If you're walking down Minamishinmachi, Takamatsu's famous kilometric shotengai, you'll be spoiled for choices for a meal. Lined with izakayas, coffee shops, specialty one-dish restaurants
and shokudo, no matter what you choose you'll invariably come out happy and full.
We were lucky to have stumbled into the small but very neat restaurant called Domburikappou Itajirou, which was near the entrance of the shotengai. The minute we were seated, we were
given an appetiser of tsukemono (pickles) and kinpira (stewed vegetables) plus a cold towel --
very refreshing for a steamy September evening.
The restaurant was long and narrow. There were no tables and the counter had seats for about a dozen people. The restaurant's name is descriptive -- domburi refers to the rice bowl, which is the only food served, albeit with different toppings.
Loosely defined, kappou is a type of restaurant where diners are seated in front of a counter and
can watch the chef cook the meal (and sometimes even chat with them, as I usually like doing).
Kappou restaurants can range from modest and budget friendly to fine dining, sky's-the-limit places.
No nama or draft beer at this restaurant, only 500 ml bottles of Sapporo. That meant several
pourings into the teeny glass.
Right in front of us were bowls of danmuji or pickled yellow radish, cucumber tsukemono and more of the kinpira of lotus roots, carrots and burdock root. Take as much as you want, it's part of the meal.
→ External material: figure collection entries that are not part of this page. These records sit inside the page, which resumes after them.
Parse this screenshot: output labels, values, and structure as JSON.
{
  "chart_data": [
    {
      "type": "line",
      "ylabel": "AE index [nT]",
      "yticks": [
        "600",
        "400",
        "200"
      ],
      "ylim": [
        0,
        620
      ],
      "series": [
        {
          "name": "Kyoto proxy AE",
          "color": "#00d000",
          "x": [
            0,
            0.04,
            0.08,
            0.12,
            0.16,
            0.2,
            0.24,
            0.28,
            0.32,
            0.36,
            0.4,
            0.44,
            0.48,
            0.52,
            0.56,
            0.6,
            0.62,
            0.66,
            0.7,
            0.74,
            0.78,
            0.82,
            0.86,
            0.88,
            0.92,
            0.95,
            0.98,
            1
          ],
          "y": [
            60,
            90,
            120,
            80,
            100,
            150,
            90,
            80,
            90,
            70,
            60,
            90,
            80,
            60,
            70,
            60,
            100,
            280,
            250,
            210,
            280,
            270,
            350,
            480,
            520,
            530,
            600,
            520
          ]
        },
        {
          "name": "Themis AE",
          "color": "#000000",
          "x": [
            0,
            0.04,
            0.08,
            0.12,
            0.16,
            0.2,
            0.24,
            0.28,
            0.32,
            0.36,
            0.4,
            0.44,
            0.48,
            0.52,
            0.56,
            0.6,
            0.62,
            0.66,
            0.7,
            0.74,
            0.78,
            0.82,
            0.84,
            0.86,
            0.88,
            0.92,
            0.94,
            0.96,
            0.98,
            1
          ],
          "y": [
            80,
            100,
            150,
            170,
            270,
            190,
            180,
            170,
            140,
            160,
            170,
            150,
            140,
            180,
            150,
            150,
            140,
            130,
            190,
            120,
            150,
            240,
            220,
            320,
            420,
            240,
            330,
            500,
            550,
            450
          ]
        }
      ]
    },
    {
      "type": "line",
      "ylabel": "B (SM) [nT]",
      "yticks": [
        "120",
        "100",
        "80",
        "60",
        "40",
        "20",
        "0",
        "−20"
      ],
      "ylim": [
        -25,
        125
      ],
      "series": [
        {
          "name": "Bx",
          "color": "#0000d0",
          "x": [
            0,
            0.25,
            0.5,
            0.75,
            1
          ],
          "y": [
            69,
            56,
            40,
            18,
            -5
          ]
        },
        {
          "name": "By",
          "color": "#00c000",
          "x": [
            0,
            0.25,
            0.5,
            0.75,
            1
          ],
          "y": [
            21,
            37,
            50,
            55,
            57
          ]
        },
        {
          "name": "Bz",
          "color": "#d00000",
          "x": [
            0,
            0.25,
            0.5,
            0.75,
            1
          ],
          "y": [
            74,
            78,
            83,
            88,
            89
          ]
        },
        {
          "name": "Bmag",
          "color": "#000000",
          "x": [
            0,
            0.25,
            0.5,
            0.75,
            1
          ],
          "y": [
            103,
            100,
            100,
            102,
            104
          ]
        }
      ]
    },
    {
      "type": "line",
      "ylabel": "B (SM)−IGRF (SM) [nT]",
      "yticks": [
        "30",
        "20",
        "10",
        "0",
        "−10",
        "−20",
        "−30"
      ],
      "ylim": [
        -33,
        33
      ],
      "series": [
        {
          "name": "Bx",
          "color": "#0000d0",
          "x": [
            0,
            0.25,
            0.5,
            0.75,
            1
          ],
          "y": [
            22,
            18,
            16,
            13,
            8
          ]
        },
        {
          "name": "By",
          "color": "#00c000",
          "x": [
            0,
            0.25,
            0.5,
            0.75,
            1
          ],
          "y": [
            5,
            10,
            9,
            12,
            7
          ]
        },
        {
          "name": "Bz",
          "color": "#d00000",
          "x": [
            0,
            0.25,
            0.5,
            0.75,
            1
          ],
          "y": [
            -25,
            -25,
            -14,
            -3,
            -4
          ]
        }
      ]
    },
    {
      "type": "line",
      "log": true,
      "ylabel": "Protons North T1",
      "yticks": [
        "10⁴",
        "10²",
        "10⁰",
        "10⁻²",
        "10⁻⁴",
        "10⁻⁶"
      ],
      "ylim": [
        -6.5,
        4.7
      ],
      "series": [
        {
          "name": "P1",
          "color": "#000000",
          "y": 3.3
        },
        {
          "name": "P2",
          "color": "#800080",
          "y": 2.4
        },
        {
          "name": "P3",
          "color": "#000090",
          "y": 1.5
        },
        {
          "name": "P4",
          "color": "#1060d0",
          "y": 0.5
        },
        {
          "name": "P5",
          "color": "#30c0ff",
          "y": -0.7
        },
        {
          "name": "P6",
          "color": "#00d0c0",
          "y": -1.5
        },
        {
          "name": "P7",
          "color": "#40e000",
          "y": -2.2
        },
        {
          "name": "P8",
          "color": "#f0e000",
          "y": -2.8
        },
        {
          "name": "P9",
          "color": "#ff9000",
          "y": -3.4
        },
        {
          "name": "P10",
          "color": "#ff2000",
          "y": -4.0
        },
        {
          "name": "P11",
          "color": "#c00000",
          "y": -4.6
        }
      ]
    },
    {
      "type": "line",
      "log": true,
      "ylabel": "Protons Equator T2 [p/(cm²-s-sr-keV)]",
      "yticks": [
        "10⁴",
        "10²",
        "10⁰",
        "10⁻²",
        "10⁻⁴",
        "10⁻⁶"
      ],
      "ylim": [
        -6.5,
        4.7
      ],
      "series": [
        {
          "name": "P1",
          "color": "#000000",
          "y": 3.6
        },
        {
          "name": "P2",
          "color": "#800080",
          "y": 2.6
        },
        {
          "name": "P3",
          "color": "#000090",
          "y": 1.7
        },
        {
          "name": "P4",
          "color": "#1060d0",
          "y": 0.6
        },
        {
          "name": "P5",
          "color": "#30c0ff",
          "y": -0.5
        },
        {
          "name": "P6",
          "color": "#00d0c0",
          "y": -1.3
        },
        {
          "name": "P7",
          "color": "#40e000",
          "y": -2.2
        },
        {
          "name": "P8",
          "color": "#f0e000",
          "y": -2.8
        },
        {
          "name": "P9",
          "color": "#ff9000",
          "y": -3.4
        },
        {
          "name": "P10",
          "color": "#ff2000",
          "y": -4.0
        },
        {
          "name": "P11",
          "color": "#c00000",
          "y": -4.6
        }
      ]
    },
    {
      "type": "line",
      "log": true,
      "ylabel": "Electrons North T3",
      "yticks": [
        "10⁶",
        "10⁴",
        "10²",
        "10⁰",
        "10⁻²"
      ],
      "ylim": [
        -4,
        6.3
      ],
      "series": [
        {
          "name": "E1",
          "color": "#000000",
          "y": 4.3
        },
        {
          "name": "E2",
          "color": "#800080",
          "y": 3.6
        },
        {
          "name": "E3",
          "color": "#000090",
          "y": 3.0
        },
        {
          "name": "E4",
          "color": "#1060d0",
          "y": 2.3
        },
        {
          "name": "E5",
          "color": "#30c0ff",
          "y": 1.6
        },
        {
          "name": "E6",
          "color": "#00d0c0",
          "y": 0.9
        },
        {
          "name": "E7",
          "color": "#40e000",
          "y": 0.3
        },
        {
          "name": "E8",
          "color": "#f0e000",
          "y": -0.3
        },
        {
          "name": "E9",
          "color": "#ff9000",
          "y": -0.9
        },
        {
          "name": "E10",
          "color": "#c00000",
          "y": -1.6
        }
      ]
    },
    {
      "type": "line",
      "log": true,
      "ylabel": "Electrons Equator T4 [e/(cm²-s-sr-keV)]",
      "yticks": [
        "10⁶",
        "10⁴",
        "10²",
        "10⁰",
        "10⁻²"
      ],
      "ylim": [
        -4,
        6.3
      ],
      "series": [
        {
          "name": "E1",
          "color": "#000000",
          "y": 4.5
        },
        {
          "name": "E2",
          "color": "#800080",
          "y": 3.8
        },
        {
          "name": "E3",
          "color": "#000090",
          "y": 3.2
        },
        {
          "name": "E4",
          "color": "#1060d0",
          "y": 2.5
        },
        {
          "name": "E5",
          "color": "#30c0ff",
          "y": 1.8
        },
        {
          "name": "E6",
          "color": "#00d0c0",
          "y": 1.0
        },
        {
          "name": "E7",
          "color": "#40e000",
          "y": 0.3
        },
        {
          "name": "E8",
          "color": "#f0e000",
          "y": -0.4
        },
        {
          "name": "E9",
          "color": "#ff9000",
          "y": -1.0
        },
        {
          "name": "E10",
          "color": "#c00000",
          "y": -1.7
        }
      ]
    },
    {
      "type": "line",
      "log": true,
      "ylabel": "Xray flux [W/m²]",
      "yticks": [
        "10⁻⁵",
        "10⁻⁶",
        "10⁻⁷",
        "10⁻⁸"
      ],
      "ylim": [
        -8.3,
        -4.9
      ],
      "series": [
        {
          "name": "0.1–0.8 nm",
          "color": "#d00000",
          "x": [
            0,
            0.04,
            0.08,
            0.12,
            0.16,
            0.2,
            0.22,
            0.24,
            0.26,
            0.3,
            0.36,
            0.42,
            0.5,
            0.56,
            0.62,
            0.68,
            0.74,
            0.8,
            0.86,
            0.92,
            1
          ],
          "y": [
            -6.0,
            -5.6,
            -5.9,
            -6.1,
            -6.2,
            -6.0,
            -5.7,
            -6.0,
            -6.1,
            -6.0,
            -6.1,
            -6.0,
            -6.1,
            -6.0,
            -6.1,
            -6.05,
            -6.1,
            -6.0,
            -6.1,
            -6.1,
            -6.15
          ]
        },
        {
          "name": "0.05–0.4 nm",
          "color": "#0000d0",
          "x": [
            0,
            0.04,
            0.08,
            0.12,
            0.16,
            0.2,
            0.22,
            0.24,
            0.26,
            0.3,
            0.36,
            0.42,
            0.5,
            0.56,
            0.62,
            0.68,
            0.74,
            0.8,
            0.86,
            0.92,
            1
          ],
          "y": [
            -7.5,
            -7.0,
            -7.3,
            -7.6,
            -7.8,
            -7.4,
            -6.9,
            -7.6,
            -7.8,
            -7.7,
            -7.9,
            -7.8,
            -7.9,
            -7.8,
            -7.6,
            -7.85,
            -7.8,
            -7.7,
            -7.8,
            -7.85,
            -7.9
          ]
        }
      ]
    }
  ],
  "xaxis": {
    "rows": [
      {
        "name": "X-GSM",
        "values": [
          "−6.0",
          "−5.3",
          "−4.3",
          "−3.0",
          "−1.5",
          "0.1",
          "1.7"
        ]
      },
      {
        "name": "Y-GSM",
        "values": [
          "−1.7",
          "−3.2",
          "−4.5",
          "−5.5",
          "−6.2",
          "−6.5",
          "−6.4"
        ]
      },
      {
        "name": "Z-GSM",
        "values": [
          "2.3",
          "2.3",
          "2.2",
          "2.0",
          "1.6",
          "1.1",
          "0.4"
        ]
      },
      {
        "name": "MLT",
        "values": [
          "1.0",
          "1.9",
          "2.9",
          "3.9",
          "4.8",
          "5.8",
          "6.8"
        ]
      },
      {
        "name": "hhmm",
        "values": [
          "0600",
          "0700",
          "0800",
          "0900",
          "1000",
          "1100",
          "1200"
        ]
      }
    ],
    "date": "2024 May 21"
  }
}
Finally the ichiban donburi, according to the waitress this is their bestseller. It's a bowl of assorted vegetable tempura with two large prawns plus the coup de grace -- a poached egg yolk fried up
with tempura batter.
I saved it for last -- the soft yolk broke and out oozed the golden goodness of a perfectly poached egg. You can bet that I ate each and every grain of rice left in the bowl!